Timor-Leste is an endlessly fascinating blend of diverse environments, from the coastal strip with its sparkling blue waters and spectacular beaches, to the lush forests of the interior and the rugged mountain ranges that dominate every panorama; a paradise for trekkers. This natural beauty serves as a backdrop for a journey through the cultural, historical and built heritage of Timor-Leste, to savour the Portuguese, Chinese and Indonesian accents that permeate the local cuisine, music and architecture. Timor-Leste offers so much to travellers seeking adventure in the midst of unspoilt nature.
Dili is an ideal place for a short break or as a base for adventures further afield in Timor-Leste’s districts. The island of Atauro, which is clearly visible from the city, is well worth the short boat journey for a day trip or a longer visit. There is a weekly ferry, but it is also possible to take a water taxi over to the island (approximately one and a half hours), or choose a day-long sailing, fishing or diving charter. Atauro’s spectacular coral walls are ideal for snorkelling or diving and it’s likely that you will see huge schools of dolphins (year-round) or migrating whales (Oct-Nov) during the journey. Once ashore, you can stay at one of the two eco-lodges and enjoy trekking on Mount Maucoco (995mt) or simply kick back and relax. Atauro is also famous as the home of the Boneka Atauro, charming dolls hand-made by the local women, as well as a range of other beautiful and unusual handicrafts.
Dili boasts a number of beautiful beaches very close to the city centre, the most popular of which is the sheltered cove at Areia Branca (White Sands). There are a number of beachfront restaurants and hotels, as well as some charming small local eateries that have opened up in a newly-built food court on the beach. This is also a good spot for the daily ritual of watching spectacular sunsets of the Indonesian island of Alor, in the distance.
After a morning on one of Dili’s beaches, the best way to cool off is to head for the hills. The village of Dare is only half an hour away from the capital, yet you will find yourself driving through the clouds into another world. The vegetation is lush, with massive trees and stands of giant bamboo and you will feel the temperature drop as you make your way up the winding road to this hillside gem, enjoying magnificent panoramic views of Dili on the way. You will also pass the official residence of the President, which is reminiscent of a fairytale castle perched on the hillside. Dare is also worth a visit for the World War II memorial.

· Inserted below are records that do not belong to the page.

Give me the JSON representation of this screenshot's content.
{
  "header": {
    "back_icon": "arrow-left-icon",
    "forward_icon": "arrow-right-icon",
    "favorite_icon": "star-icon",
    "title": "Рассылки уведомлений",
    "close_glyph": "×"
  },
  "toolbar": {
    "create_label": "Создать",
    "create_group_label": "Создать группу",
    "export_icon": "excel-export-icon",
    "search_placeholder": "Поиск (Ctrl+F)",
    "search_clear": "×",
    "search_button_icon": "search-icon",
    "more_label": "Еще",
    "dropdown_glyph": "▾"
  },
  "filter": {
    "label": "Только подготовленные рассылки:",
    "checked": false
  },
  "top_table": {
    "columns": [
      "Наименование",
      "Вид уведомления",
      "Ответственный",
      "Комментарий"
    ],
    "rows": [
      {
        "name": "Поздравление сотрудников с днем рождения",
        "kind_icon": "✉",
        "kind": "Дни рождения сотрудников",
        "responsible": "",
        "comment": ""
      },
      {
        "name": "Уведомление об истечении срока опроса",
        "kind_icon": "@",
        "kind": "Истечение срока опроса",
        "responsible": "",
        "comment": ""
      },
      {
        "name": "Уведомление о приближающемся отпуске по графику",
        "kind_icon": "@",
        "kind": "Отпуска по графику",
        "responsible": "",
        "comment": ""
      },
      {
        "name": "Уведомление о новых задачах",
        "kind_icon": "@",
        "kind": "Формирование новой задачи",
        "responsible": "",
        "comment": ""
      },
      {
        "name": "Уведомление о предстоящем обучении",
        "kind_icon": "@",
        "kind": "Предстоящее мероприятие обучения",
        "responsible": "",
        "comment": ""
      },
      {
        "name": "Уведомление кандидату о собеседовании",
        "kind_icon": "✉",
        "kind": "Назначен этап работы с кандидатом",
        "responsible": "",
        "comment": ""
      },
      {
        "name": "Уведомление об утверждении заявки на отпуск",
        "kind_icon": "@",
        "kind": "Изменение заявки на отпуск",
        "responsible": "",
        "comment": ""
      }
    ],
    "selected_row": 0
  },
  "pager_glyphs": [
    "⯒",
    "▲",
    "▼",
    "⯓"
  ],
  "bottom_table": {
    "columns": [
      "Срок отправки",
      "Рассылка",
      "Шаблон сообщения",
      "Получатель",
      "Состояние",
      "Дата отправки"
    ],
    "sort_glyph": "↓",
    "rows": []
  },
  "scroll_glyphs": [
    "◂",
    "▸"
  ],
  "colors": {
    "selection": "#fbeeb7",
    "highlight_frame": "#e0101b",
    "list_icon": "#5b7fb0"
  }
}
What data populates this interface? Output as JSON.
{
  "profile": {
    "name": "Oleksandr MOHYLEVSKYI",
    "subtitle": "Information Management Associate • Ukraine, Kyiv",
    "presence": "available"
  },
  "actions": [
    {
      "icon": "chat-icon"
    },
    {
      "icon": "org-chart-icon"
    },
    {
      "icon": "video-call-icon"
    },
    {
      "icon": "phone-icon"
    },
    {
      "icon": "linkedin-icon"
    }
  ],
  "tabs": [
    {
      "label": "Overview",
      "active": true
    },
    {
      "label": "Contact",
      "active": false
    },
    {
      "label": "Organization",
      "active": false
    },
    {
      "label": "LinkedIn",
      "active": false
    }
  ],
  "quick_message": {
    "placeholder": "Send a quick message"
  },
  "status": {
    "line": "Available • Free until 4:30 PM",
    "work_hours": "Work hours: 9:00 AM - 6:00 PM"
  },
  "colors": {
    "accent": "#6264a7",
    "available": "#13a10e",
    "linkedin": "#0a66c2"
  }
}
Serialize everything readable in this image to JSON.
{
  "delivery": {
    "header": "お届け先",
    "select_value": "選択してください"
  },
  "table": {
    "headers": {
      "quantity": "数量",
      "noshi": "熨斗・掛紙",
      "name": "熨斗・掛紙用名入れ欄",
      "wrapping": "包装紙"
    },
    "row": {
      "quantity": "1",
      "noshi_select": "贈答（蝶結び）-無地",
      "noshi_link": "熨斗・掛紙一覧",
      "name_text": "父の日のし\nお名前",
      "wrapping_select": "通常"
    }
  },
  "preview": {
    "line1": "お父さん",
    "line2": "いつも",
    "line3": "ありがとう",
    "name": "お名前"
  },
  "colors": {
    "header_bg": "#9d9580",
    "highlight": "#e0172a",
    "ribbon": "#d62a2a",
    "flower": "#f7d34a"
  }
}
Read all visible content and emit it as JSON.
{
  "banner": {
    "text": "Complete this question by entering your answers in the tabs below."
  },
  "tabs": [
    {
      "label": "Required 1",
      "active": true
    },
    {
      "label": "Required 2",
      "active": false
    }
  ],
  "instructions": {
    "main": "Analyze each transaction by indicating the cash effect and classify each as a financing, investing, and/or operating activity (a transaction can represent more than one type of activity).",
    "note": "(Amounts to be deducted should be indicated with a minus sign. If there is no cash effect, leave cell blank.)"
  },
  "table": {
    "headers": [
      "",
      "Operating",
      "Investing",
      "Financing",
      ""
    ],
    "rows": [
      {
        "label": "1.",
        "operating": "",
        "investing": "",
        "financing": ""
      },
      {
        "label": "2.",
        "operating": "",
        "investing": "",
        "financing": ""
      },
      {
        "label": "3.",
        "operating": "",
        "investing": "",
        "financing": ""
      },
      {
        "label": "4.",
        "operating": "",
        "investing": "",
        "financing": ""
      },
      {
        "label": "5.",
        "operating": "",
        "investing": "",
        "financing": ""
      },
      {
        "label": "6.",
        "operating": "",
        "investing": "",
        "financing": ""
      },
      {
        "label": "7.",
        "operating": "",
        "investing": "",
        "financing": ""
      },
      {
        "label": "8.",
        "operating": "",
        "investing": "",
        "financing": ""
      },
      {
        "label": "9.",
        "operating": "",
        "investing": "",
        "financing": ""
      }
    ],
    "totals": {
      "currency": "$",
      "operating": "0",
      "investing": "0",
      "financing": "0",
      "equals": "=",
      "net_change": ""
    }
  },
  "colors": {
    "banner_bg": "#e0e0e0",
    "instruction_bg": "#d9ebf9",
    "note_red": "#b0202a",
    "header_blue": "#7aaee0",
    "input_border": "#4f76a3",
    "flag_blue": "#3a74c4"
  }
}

The city itself nestles at the base of the surrounding hills, which are lush and green in the rainy season, revealing terracotta-coloured earth in the dry. To the north, Dili looks out to sea and the whole city is linked by a beachfront road that runs very close to the surf line. At the heart of the city's waterfront is the imposing Government House (Palacio do Governo) building, with the country's parliament at the rear. This part of Dili is a centre of activity from dawn till dusk. There are pedestrian walkways along the central harbour shaded by gigantic banyan trees offering an excellent place to cool down in the shade whilst enjoying fresh coconut juice. Fishermen unload their catch of delicious seafood on the beach and peddlers sell cold drinks, snacks and satay. You can often watch a game of football or beach volleyball and perhaps join in – an excellent way of meeting local people.